From the beginning of 1867 - the time of his arrival at Cazembe's - till the middle of March, 1869 - the time of his arrival at Ujiji - he was mostly engaged in correcting the errors and misrepresentations of the Portuguese travellers. The Portuguese, in speaking of the River Chambezi, invariably spoke of it as "our own Zambezi," - that is, the Zambezi which flows through the Portuguese possessions of the Mozambique. "In going to Cazembe from Nyassa," said they, "you will cross our own Zambezi." Such positive and reiterated information - given not only orally, but in their books and maps - was naturally confusing. When the Doctor perceived that what he saw and what they described were at variance, out of a sincere wish to be correct, and lest he might have been mistaken himself, he started to retravel the ground he had travelled before. Over and over again he traversed the several countries watered by the several rivers of the complicated water system, like an uneasy spirit. Over and over again he asked the same questions from the different peoples he met, until he was obliged to desist, lest they might say, "The man is mad; he has got water on the brain!"

But his travels and tedious labours in Lunda and the adjacent countries have established beyond doubt - first, that the Chambezi is a totally distinct river from the Zambezi of the Portuguese; and, secondly, that the Chambezi, starting from about latitude 11 degrees south, is no other than the most southerly feeder of the great Nile; thus giving that famous river a length of over 2,000 miles of direct latitude; making it, second to the Mississippi, the longest river in the world. The real and true name of the Zambezi is Dombazi. When Lacerda and his Portuguese successors, coming to Cazembe, crossed the Chambezi, and heard its name, they very naturally set it down as "our own Zambezi," and, without further inquiry, sketched it as running in that direction.

During his researches in that region, so pregnant in discoveries, Livingstone came to a lake lying north-east of Cazembe, which the natives call Liemba, from the country of that name which bordered it on the east and south. In tracing the lake north, he found it to be none other than the Tanganika, or the south-eastern extremity of it, which looks, on the Doctor's map, very much like an outline of Italy. The latitude of the southern end of this great.body of water is about 8 degrees 42 minutes south, which thus gives it a length, from north to south, of 360 geographical miles. From the southern extremity of the Tanganika he crossed Marungu, and came in sight of Lake Moero. Tracing this lake, which is about sixty miles in length, to its southern head, he found a river, called the Luapula, entering it from that direction. Following the Luapula south, he found it issue from the large lake of Bangweolo, which is nearly as large in superficial area as the Tanganika. In exploring for the waters which discharged themselves into the lake, he found that by far the most important of these feeders was the Chambezi; so that he had thus traced the Chambezi from its source to Lake Bangweolo, and the issue from its northern head, under the name of Luapula, and found it enter Lake Moero. Again he returned to Cazembe's, well satisfied that the river running north through three degrees of latitude could not be the river running south under the name of Zambezi, though there might be a remarkable resemblance in their names.

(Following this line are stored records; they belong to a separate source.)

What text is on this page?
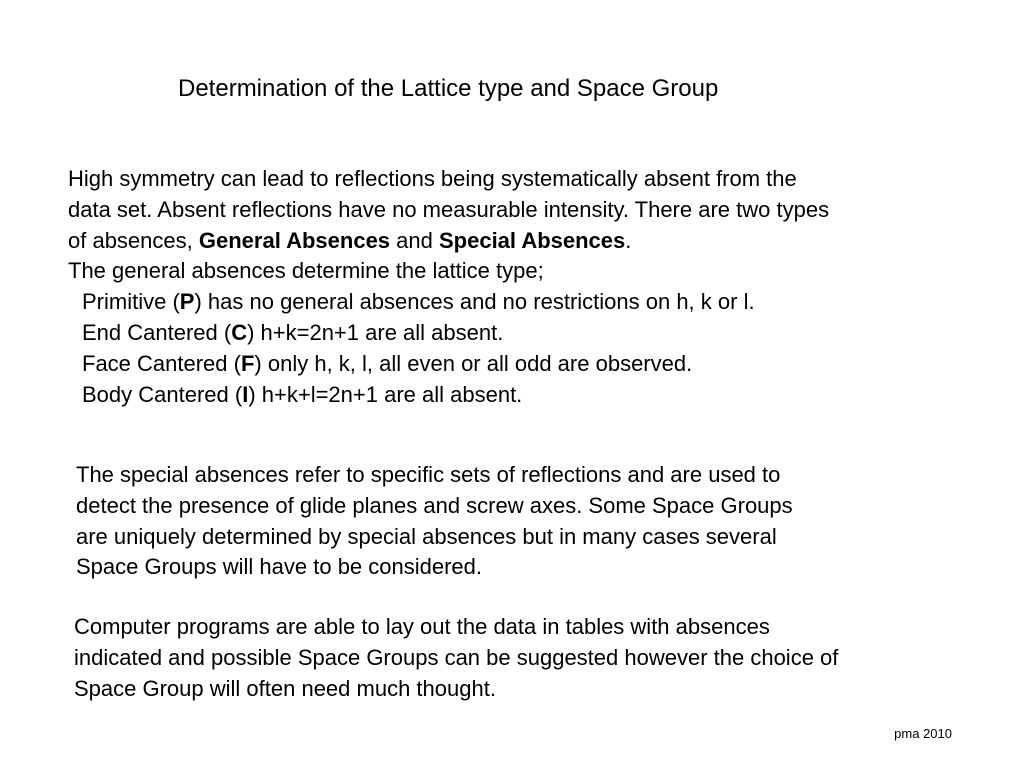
Determination of the Lattice type and Space Group

High symmetry can lead to reflections being systematically absent from the

data set. Absent reflections have no measurable intensity. There are two types

of absences, General Absences and Special Absences.

The general absences determine the lattice type;

Primitive (P) has no general absences and no restrictions on h, k or l.

End Cantered (C) h+k=2n+1 are all absent.

Face Cantered (F) only h, k, l, all even or all odd are observed.

Body Cantered (I) h+k+l=2n+1 are all absent.

The special absences refer to specific sets of reflections and are used to

detect the presence of glide planes and screw axes. Some Space Groups

are uniquely determined by special absences but in many cases several

Space Groups will have to be considered.

Computer programs are able to lay out the data in tables with absences

indicated and possible Space Groups can be suggested however the choice of

Space Group will often need much thought.

pma 2010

At Cazembe's he found an old white-bearded half-caste named Mohammed bin Sali, who was kept as a kind of prisoner at large by the King because of certain suspicious circumstances attending his advent and stay in the country. Through Livingstone's influence Mohammed bin Sali obtained his release. On the road to Ujiji he had bitter cause to regret having exerted himself in the half-caste's behalf. He turned out to be a most ungrateful wretch, who poisoned the minds of the Doctor's few followers, and ingratiated himself with them by selling the favours of his concubines to them, by which he reduced them to a kind of bondage under him. The Doctor was deserted by all but two, even faithful Susi and Chumah deserted him for the service of Mohammed bin Sali. But they soon repented, and returned to their allegiance. From the day he had the vile old man in his company manifold and bitter misfortunes followed the Doctor up to his arrival at Ujiji in March, 1869.